Today’s note is a little different. It’s essentially a direct letter to Evan Greenberg that I am sharing with the rest of you. You may have seen reporting that Chubb approached AIG about a takeover. As I’m sure you all know, Evan has deep personal ties to AIG as it’s the family legacy and there is a natural instinct to want to right the wrongs of the past.

Which is precisely why Chubb shouldn’t do it. To misquote Michael Corleone, “it’s not business. It’s strictly personal.”

Dear Evan,

Don’t do it. Maybe 15 years ago it would have made sense. Not today. It’s time to let go.

You’ve already won. You built a better AIG. You’ve taken all the good accounts you wanted from them and then some. What’s left is the stuff you didn’t want (or maybe you wanted, but not at the price they would write it at).

What is there to gain? I’ll tell you what. A giant headache. While AIG has made a lot of progress, it’s still bogged down with legacy deadweight that can’t be undone. The amount of management time that will be wasted administering the resolution of the sins of the past is not a good use of your team’s talent.

What do you hope to accomplish? Restoring AIG to its past glory? That’s not going to happen. The company doing business as AIG today is so dramatically different from the one you grew up in that you might say it’s “AIGINO”, as in “AIG in name only”.

There’s not even a 70 Pine to go back to. It’s been turned into condos!

If we’re being honest, the closest thing that exists to the AIG of old is the one where you work everyday. You should be very proud of that. Don’t let a desire to relive the past drag down what you’ve created.

And to state the obvious, no, this would not be a deal like Ace where you adopt the target’s name. If you bought AIG, the name would die, so there is no sentimental benefit to buying it.

If, conversely, your goal is to kill the name so you don’t have to be reminded what a sad imitation of its past glory it has become, I guess that’s a reason, but not a very good one. Don’t let them live rent free in your head.

Some have speculated this would be no more than an unemotional financial deal given the discrepancy in valuations between the two companies. But the reason for that discrepancy is the massive difference in ROEs.

Buying a low return company for a low valuation doesn’t, in and of itself, create value. There are two ways it is possible to create value but neither seem to apply here.

First, something about being part of Chubb could help AIG grow by getting better access to business. While there is some reason to believe this, the problem is, given the large overlap in distribution, AIG would likely get that business from…Chubb!

As noted, if Chubb wanted AIG’s in force, they could easily acquire it organically by matching AIG’s price. No buyer is saying they prefer AIG paper to Chubb’s at the same terms. If the thought is replacing AIG’s paper will let you raise the price, well, maybe in some cases, but in others the broker will move it away to someone who will match AIG’s rate.

The second possible rationale is massive cost cutting. OK, sure, that seems reasonable, until you consider how much cost cutting has been done at AIG already over the last 15 years in an attempt to meet investor expectations.

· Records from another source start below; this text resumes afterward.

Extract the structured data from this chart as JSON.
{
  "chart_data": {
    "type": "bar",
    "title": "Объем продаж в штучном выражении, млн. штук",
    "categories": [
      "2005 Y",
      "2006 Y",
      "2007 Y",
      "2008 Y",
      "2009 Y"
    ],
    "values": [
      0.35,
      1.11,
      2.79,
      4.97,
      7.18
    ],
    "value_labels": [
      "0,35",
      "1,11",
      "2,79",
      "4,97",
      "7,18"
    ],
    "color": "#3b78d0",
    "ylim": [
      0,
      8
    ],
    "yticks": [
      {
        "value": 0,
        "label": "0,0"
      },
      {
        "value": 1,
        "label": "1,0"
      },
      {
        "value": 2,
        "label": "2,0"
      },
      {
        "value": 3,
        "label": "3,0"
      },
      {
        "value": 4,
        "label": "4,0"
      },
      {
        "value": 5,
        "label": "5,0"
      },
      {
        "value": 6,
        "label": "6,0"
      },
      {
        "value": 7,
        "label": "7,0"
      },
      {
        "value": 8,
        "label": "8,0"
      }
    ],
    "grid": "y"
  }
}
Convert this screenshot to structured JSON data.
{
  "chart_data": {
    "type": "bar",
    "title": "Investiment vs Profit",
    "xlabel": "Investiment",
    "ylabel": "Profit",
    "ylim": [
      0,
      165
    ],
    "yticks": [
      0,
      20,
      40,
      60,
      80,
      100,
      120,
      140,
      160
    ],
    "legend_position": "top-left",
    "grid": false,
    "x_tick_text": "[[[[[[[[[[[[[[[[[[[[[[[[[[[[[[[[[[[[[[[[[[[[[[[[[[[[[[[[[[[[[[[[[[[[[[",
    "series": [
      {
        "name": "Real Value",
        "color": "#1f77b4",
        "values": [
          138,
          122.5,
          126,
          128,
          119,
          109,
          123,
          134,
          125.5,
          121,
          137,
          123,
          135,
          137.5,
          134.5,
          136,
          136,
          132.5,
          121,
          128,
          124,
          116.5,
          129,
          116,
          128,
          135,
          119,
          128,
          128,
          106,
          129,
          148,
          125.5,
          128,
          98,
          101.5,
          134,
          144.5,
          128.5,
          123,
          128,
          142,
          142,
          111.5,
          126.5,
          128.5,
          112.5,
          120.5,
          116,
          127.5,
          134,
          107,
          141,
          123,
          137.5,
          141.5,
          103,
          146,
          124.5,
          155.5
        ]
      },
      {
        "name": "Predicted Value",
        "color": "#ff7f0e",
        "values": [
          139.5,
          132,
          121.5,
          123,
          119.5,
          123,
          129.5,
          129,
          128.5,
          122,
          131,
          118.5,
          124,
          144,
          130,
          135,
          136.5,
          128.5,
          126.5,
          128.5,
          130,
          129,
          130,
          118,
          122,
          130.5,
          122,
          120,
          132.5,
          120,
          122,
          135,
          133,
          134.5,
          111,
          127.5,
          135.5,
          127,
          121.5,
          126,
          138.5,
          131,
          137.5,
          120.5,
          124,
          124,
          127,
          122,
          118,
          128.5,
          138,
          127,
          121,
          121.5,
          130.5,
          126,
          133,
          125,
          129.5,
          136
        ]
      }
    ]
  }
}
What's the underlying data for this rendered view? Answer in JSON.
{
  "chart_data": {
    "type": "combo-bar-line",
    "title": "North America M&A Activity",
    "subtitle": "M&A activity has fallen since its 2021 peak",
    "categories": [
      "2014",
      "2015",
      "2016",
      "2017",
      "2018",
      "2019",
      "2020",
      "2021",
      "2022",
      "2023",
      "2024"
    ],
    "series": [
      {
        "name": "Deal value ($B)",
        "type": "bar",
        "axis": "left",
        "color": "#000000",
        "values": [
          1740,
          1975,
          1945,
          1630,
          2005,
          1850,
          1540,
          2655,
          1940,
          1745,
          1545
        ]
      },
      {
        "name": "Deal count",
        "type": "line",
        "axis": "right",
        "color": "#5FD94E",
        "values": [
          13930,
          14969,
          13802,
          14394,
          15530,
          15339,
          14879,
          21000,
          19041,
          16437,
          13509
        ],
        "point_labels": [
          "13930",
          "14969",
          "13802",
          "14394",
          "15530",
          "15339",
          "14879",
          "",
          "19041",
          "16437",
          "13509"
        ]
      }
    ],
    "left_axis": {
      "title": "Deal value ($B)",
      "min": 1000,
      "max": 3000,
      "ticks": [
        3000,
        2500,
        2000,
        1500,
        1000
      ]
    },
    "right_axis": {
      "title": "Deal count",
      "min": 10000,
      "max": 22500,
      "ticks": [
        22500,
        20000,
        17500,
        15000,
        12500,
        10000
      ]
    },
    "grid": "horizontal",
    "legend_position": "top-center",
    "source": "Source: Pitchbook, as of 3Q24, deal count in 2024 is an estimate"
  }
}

And even if you can assign most of the accounts to Chubb employees and not bring over even one underwriter from AIG, what about the legacy systems? Have fun trying to integrate their historical data with what your underwriters are used to having available!

But the bigger issue with the cost cutting thesis is a lot of the revenue would get cut too. If we’re being honest, the expected retention of AIG accounts should probably be similar to the assumptions for a renewal rights deal.

This isn’t one of those “we’ll keep 80% of the premium but only take on half the costs” deals. If you realistically keep only 1/3 of the premium and say 1/4 of the cost, is that really exciting enough to deal with all the disruption? No, thank you!

Also, don’t forget you’d be buying into legacy reserves that have historically developed poorly and you’d have to allocate a chunk of the purchase price to buying a new ADC for that so you can sleep better.

The only other rationale I have is if the goal is to remove a weaker competitor from the market which would improve pricing and thus, in theory, pay for itself. Perhaps, but let someone else buy them then! Let another competitor be distracted with the headaches of integration, selling off units that don’t fit, etc. while you still participate in the benefit from the rationalized market.

At the end of the day, Evan, this feels like a vanity deal. The goal is to conquer the “imposters” who call themselves AIG and return it to the Greenberg family. That’s a nice plot for a HBO series, but it’s bound to disappoint in the real world.

Acquiring AIG would be the antithesis of Ace-Chubb. Instead of adding crown jewels you didn’t have access to at Ace, you would be going down market on a fixer upper that several other remodelers abandoned in frustration. It adds no meaningful capabilities or interesting markets. It’s just a scale play with some unappealing side effects.

If you’re really looking for something to acquire that is far more digestible, has made more progress in its turnaround, has ex-Chubb people in charge who would understand your culture, and brings less complicated legacy businesses, there is another cheap three letter insurer you can target.

Call the Tisch family and see if they’re open to doing something with CNA.